表6より、上述したアルカリ無電解ニッケルめっき処理工程において、用いるめっき浴のpH値の条件(pH9〜10)を満たす実施例25〜27は、この条件を満たさない実施例24,28に比べて試験体表面にニッケルをムラなく十分に析出させることができ、めっき皮膜の析出性に関して良好な結果が得られた。以上の結果より、希土類磁石のめっき処理において用いるアルカリ性無電解ニッケルめっき処理液に関し、本件発明に規定する条件を満たすことが、希土類磁石の表面にめっき皮膜をムラなく安定的に析出させる上でより好ましいことが分かった。
本件発明に係る希土類磁石のめっき前処理方法によって、密着性や外観が良好で、耐食性に優れた金属めっき皮膜を表面に有する希土類磁石が得られる。この希土類磁石は、このような利点を有することから、各種用途に使用され、特に電気、電子機器の分野で好適に使用される。

Claims (8)

  1. 無電解めっき又は電解めっきにより希土類磁石の表面に金属皮膜を形成する際の希土類磁石のめっき前処理方法であって、
    アルカリ脱脂処理工程を行った後に、少なくとも第1酸処理工程と第2酸処理工程との2段階で酸活性処理を行い、これら各工程の後に超音波水洗によるスマット除去を施すことを特徴とする希土類磁石のめっき前処理方法。
  2. 前記超音波水洗は、20〜150kHzの超音波振動を加えた水に、前記希土類磁石の被めっき面を1〜5分間接触させる請求項1に記載の希土類磁石のめっき前処理方法。

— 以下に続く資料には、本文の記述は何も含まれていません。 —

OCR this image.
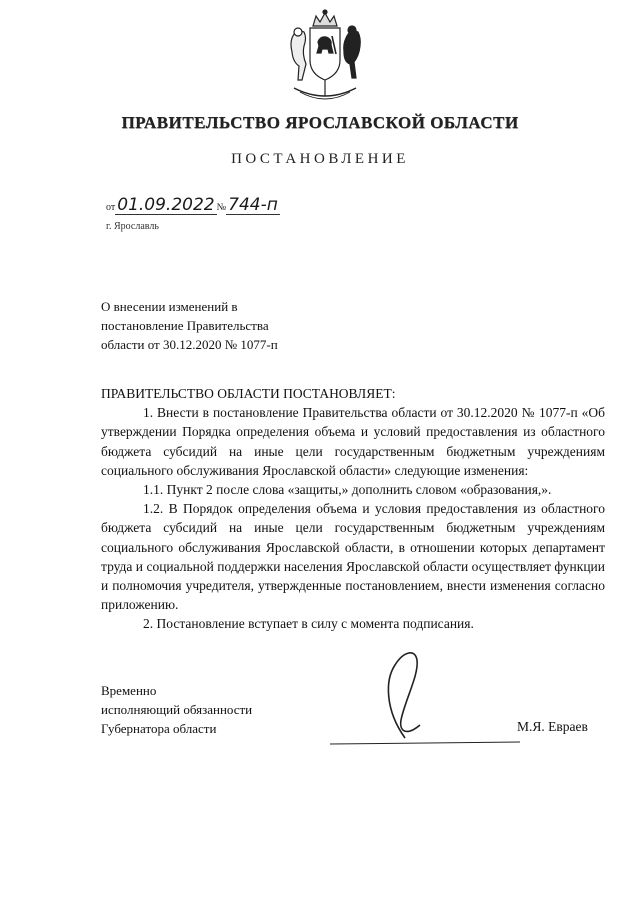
ПРАВИТЕЛЬСТВО ЯРОСЛАВСКОЙ ОБЛАСТИ
ПОСТАНОВЛЕНИЕ
от 01.09.2022 № 744-п
г. Ярославль
О внесении изменений в
постановление Правительства
области от 30.12.2020 № 1077-п

ПРАВИТЕЛЬСТВО ОБЛАСТИ ПОСТАНОВЛЯЕТ:

1. Внести в постановление Правительства области от 30.12.2020 № 1077-п «Об утверждении Порядка определения объема и условий предоставления из областного бюджета субсидий на иные цели государственным бюджетным учреждениям социального обслуживания Ярославской области» следующие изменения:

1.1. Пункт 2 после слова «защиты,» дополнить словом «образования,».

1.2. В Порядок определения объема и условия предоставления из областного бюджета субсидий на иные цели государственным бюджетным учреждениям социального обслуживания Ярославской области, в отношении которых департамент труда и социальной поддержки населения Ярославской области осуществляет функции и полномочия учредителя, утвержденные постановлением, внести изменения согласно приложению.

2. Постановление вступает в силу с момента подписания.

Временно
исполняющий обязанности
Губернатора области	М.Я. Евраев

  3. 前記第1酸処理工程は、前記希土類磁石の被めっき面を、硝酸、硫酸、塩酸、及びリン酸若しくはこれらの塩のうち1種又は2種を含み且つ酸濃度が15〜150mL/Lの酸液中に50〜600秒間浸漬させる請求項1又は2に記載の希土類磁石のめっき前処理方法。
  4. 前記第2酸処理工程は、前記希土類磁石の被めっき面を、硝酸、硫酸、塩酸、及びリン酸若しくはこれらの塩のうち1種又は2種を含み且つ酸濃度が20〜100mL/Lの酸液中に30〜600秒間浸漬させる請求項1〜3のいずれかに記載の希土類磁石のめっき前処理方法。
  5. 請求項1〜請求項4のいずれかに記載のめっき前処理方法で処理された希土類磁石の表面に無電解めっき処理により金属皮膜を形成する際の希土類磁石のめっき処理方法であって、
    2種のめっき処理工程を備え、
    当該2種のめっき処理工程は、アルカリ無電解ニッケルめっき処理工程と無電解ニッケルめっき処理工程であり、
    当該アルカリ無電解ニッケルめっき処理工程で用いるめっき浴が、ニッケル塩と、有機カルボン酸及び/又はその塩とを含有することを特徴とする希土類磁石のめっき処理方法。
  6. 前記めっき浴は、更に還元剤及び安定剤を含有し、pHが9〜10である請求項5に記載の希土類磁石のめっき処理方法。
  7. 前記還元剤がリン酸及び/又はその塩であり、前記安定剤が硝酸鉛である請求項6に記載の希土類磁石のめっき処理方法。
  8. 前記有機カルボン酸がクエン酸である請求項5〜請求項7のいずれかに記載の希土類磁石のめっき処理方法。